これが施設警備ではなく雑踏警備(お祭りとかイベントとか、混雑してる場所での警備のこと)ですと、「歩行者や車の整理・誘導方法」とか「それでも事故が起きた時どうすればいいか」とか、勉強する内容が変わってきます。20年くらい前に、明石の花火大会で将棋倒し事故が起きたことを知ってる方もいるでしょう?ああいう悲惨な事故を起こさないために、警備員が頑張る必要があります。

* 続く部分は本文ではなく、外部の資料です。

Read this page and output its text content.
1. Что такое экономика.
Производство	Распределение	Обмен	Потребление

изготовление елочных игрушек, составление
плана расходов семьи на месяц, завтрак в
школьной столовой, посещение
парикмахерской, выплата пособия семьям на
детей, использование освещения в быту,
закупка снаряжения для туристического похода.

現任研修とは、警備員の仕事に就いてから定期的に受けなければならない研修のことです。半年に1回のペースで、基本教育と業務別教育の両方をおさらいします。法律が変わったり配属先が変わったりした時は、その時々で新しい知識も学んでくことになります。 知識の再確認とかアップデートとか、そういったことを通して仕事の質を上げていきます。いざというとき対策がしっかりとれるか、ということはとても大切です。
警備員は人の命に関わる仕事ですので、他人はもちろん自分を守るためにも研修は必須です。仕事以外の場面でも知っておくと役に立つスキルが多いです。応急処置はともかく、護身術のスキルなどは発揮しないで済むに越したことはりませんが、万が一のためには学んでおく必要があります。